Any concrete example would be really helpful for us to explore this further.
I need to analyse several hundred (potentially thousands) files, the files to be analysed are only determined at run time. The potential duplicates will only be within the same file, the features arrive at the matcher in file order, so if the matcher had a group by and complete groups when group changes, then the features could be released to the featureWriter rather than being store in memory at the matcher.
My workflow is analysis to determine files of interest → feature reader → analyse features → subset of derived data→ matcher → single matched/unmatched to featureWriter (fanout based on input file).
Given the nature of the analysis before the matcher, a parent workspace with workspaceRunner for each input file is not optimal.
Thanks @jdh for sharing more about your use case.
Have you tried setting “Attributes That Must Differ” to fme_basename?
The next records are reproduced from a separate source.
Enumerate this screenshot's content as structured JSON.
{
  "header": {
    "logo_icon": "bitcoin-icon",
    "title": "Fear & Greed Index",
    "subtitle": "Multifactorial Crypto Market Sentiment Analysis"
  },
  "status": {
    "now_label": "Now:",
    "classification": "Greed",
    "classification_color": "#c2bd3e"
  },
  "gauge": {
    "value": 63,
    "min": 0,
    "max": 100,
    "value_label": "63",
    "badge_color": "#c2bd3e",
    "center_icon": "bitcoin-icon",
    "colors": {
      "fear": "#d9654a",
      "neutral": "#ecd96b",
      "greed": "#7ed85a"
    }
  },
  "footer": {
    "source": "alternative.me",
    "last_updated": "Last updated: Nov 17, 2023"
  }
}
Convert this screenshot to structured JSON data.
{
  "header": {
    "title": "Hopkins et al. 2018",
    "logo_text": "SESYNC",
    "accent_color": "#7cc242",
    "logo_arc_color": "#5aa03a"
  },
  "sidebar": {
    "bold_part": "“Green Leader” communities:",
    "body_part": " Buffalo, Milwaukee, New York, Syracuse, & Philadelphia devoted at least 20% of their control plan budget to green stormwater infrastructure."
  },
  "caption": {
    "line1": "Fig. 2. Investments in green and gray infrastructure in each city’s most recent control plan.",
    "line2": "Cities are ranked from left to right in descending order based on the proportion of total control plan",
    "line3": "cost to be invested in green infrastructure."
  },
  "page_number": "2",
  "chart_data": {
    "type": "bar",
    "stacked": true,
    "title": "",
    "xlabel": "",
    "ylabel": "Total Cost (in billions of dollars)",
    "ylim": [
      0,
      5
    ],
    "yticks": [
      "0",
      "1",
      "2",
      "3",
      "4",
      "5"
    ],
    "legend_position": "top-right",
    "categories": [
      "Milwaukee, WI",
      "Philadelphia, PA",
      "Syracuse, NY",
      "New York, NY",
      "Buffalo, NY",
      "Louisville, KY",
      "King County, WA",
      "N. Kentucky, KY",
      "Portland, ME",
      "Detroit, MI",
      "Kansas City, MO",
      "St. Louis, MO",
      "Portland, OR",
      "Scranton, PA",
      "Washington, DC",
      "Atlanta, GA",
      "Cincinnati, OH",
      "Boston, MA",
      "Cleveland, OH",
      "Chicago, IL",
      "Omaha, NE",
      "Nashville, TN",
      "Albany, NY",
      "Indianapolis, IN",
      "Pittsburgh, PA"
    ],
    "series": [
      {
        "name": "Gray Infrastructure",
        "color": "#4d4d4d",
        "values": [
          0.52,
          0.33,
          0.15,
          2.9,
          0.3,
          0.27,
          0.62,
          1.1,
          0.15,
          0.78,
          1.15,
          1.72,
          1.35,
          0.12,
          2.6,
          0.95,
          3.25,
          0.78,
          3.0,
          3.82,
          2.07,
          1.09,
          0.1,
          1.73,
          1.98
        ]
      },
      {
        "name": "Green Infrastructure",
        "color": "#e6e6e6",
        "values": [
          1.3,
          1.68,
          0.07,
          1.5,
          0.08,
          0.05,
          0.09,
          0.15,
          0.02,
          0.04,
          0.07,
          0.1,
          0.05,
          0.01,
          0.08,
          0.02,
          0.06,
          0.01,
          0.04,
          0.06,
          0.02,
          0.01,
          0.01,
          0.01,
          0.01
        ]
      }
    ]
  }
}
That may achieve a similar effect by keeping matches file-specific. If you’ve already tested this, I’m interested to learn what’s missing from that approach.
@jdh , I also frequently face similar situation of yours. For your reference, sometimes I define a custom transformer which wraps a Matcher and publishes Group By and Complete Groups parameters, as a workaround in the interim. See also the attachement including an example.
@andreaatsafe, jdh is talking about "When Group Changes (Advanced)" option in the general group processing. “Attributes That Must Differ” setting in Matcher can't be its substitution.
See the attached workspace example which demonstrates how the "When Group Changes (Advanced)" option would work.
Similary, it would be great if LineCombiner would have group processing including Complete Groups options.
@jdh , I also frequently face similar situation of yours. For your reference, sometimes I define a custom transformer which wraps a Matcher and publishes Group By and Complete Groups parameters, as a workaround in the interim.
That’s the approach I took, but it’s a hack that shouldn’t be necessary, hence the idea.